C'était à souligner dans tout ce fatras englué: Bardas était en forme. Ca avait commencé à lui manquer, la bonne humeur. Il ne savait pas pourquoi elle lui était retombée dessus, mais il n'allait pas s'en plaindre. Être d'une telle humeur malgré la douleur qui l'entourait, c'était soit un miracle, soit de l'inconscience. Bardas croyait aux miracles et se sentait pleinement conscient.
C'est donc avec une grande volonté qu'il parcourut la gargote. Il passa la journée à glaner ici et là des informations sur ce qu'il avait pu manquer. Il n'avait entendu que des bruits, jusque là, des grosses lignes vaguement tracées. Ou plutôt, il n'avait pas eu le courage de tendre l'oreille. Mais ça, il ne fallait pas le dire à voix haute.
Et maintenant qu'il écoutait, il regretta presque un instant. "Ce George-Aristote cherche à faire valoir notre réputation de tête de mule, ou bien quoi ?" soupira-t-il pour lui-même avant que le sire s'en fut allé.
Sitôt après reprirent les échanges, Dieu merci ! Même si c'étaient toujours les mêmes, de part et d'autre.
Une dame presque effrayante avec son seul il valide qu'il avait entendu se présenter sans faire attention clama les mêmes paroles qu'il entendait depuis si longtemps. Il pouvait même en deviner la réponse. Ca parlerait de félonie, de loi royale, de juste correction. La routine habituelle quoi, ouais !
"Excusez-moi, m'dame, ça me fait presque mal de le dire, mais vous pouvez conchier tout ce que vous voudrez, ça ne changera rien. Pas tant que le Ponant n'aura pas passé un coup de balais par ici, sur quoi il est risqué de trop compter malgré toutes les bonnes nouvelles qu'on peut entendre. Et la poussière, ça a tendance à revenir sitôt le balai parti.
Et en attendant des jours meilleurs, c'est presque une question de devoir que d'améliorer la vie de chacun. Le Berry n'est plus l'arrière du front Ponantais. Il est devenu son avant. Alors pourquoi devrait-il se saigner et refuser ce que la situation peut lui apporter pour couper lhémorragie ? Il n'y a pas de déshonneur là-dedans, juste du bon sens.
Ah, j'oublie de me présenter. Pour les discussions, un nom est toujours pratique. Bardas pour moi, Saint-Aignanais et USBiste. Et d'ailleurs, rapport à USB, il y a une chose que je peine à comprendre dans ce que vous dites, m'dame Angelyque. Comment peut-on soutenir un concurrent ? Car nous sommes bien concurrents, vous et nous maintenant. Et même si ça n'implique pas forcement de s'étriper, ça veut quand même dire que l'on ne sera pas main dans la main.

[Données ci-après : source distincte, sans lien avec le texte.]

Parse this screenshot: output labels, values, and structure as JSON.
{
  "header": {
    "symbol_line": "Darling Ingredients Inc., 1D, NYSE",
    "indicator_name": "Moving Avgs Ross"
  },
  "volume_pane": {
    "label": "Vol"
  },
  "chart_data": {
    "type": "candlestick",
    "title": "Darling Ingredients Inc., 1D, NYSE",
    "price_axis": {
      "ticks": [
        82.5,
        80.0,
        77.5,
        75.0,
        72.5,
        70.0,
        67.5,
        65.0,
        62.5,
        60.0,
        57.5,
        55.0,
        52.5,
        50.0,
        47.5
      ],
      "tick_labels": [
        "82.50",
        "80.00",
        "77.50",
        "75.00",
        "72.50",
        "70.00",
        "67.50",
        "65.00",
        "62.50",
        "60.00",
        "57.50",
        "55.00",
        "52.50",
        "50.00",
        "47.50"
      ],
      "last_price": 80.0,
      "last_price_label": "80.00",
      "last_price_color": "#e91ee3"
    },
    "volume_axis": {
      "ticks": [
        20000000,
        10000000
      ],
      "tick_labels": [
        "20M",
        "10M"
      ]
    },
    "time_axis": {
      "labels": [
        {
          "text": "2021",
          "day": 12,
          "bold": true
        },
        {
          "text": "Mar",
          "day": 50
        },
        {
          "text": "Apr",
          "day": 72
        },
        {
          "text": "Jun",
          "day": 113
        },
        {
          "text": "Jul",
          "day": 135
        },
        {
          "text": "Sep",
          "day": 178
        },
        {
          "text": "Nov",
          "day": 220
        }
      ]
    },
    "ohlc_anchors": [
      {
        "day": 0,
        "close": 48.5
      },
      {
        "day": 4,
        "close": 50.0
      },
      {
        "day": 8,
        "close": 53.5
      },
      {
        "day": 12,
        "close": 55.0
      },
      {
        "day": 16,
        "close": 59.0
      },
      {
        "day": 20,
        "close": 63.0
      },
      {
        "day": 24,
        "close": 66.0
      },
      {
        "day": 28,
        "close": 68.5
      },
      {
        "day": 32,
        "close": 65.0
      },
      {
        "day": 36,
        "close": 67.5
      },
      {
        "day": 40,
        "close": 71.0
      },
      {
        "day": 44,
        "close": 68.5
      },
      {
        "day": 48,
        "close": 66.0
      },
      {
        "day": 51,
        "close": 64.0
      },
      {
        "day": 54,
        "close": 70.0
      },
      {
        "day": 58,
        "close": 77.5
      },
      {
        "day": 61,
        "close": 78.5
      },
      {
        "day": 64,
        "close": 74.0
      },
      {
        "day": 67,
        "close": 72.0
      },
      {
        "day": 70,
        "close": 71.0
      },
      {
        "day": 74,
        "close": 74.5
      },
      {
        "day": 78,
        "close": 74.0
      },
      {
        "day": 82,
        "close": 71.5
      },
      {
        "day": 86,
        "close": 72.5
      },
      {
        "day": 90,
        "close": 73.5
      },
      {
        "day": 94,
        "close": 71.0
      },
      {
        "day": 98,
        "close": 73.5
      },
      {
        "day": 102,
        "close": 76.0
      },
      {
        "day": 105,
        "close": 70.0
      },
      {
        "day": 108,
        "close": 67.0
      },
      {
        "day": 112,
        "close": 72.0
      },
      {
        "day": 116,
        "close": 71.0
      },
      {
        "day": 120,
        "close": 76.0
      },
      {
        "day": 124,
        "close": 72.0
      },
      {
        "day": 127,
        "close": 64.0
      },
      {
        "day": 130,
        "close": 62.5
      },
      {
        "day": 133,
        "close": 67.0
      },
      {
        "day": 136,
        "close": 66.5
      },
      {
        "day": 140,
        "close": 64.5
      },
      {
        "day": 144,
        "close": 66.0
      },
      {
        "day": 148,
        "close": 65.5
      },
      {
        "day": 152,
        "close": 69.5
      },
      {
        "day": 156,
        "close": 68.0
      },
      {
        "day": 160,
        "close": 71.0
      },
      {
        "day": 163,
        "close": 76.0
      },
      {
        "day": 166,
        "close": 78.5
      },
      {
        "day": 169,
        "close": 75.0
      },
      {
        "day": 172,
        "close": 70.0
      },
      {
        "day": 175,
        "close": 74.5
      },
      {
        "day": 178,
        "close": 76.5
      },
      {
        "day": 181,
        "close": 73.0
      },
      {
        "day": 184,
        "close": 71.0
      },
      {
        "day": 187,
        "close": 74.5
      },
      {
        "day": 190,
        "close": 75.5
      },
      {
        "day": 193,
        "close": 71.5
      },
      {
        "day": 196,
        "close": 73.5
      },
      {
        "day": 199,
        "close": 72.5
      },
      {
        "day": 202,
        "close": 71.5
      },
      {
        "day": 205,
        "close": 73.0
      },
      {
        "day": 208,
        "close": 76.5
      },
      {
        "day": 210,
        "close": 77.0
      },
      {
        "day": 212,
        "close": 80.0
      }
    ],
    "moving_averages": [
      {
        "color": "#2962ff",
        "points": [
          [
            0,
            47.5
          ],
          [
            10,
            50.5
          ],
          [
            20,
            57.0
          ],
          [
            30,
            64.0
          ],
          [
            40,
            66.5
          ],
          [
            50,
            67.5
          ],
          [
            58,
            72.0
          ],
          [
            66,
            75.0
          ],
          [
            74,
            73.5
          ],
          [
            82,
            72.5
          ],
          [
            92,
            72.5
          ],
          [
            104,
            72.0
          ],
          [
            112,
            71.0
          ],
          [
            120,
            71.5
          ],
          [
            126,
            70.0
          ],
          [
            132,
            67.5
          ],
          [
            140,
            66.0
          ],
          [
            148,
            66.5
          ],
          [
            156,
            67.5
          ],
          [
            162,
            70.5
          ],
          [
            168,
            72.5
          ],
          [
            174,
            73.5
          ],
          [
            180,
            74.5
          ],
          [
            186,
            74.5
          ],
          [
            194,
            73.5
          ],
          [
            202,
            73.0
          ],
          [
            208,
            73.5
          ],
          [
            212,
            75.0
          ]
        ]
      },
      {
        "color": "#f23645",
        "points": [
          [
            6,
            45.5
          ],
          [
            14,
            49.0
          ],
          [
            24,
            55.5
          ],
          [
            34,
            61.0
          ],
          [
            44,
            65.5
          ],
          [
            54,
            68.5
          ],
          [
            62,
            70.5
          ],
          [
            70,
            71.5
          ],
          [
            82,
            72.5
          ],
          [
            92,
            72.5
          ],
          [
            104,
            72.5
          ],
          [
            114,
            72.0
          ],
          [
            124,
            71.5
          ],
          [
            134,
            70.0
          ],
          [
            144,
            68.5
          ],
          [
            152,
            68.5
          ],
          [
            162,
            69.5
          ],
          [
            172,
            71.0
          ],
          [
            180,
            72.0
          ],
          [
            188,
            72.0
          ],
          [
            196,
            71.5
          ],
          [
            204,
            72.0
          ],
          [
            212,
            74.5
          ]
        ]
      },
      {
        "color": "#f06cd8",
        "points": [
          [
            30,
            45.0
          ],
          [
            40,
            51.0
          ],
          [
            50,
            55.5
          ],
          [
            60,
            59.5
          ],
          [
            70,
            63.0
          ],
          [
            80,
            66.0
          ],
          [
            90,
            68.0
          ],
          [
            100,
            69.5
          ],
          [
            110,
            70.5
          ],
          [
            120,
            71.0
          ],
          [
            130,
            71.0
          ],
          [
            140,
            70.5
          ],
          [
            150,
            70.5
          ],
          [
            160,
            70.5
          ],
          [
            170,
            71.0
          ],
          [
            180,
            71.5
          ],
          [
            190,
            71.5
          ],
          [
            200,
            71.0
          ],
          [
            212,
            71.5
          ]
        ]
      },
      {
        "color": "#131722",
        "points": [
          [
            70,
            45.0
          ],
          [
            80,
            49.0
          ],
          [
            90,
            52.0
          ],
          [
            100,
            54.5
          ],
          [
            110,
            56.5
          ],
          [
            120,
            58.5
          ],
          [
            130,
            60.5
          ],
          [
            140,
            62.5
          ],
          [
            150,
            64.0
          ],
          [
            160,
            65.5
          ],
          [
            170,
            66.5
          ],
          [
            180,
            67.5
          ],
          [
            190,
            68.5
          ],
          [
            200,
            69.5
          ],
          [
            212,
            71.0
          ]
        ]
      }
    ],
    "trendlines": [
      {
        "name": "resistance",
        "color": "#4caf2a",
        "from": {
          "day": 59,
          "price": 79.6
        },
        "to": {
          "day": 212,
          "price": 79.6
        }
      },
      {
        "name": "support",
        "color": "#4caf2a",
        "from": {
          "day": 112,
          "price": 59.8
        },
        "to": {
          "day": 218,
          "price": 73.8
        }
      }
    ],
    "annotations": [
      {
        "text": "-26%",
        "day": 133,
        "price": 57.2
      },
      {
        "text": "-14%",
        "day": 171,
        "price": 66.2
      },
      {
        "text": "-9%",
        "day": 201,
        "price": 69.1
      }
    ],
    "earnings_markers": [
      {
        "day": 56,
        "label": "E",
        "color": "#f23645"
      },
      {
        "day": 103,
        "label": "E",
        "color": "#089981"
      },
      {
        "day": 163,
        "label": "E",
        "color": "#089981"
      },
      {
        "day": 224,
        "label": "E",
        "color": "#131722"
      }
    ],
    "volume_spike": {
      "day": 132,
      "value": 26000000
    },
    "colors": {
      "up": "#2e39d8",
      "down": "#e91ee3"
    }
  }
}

En fait, je vais même être plus clair. Si USB a votre soutien, quel intérêt peut-il y avoir à voter pour vous plutôt que pour nous ? C'est quand même le fin mot de cette histoire.
Parce qu'il y a une raison évidente à préférer voter USB pour un Berrichon: nous sommes nous aussi Berrichons. Ce n'est pas rien du tout. Même si on prévoit d'apaiser les choses avec nos voisins - "vous" donc - voter pour nous, ça reste sur le papier "Le Berry aux Berrichons", si je peux parler ainsi. Tandis que de votre côté, ça ressemble à "Le Berry à la régence".
Qu'on ait le même but, redresser le duché dans la paix, j'en suis très heureux. Mais alors je ne vois vraiment pas quel intérêt il y a à faire une liste concurrente si on est à ce point d'accord. Si ce n'est affirmer que vous, les conquérants, souhaitez rester ici et éventuellement plus longtemps qu'il le faudra."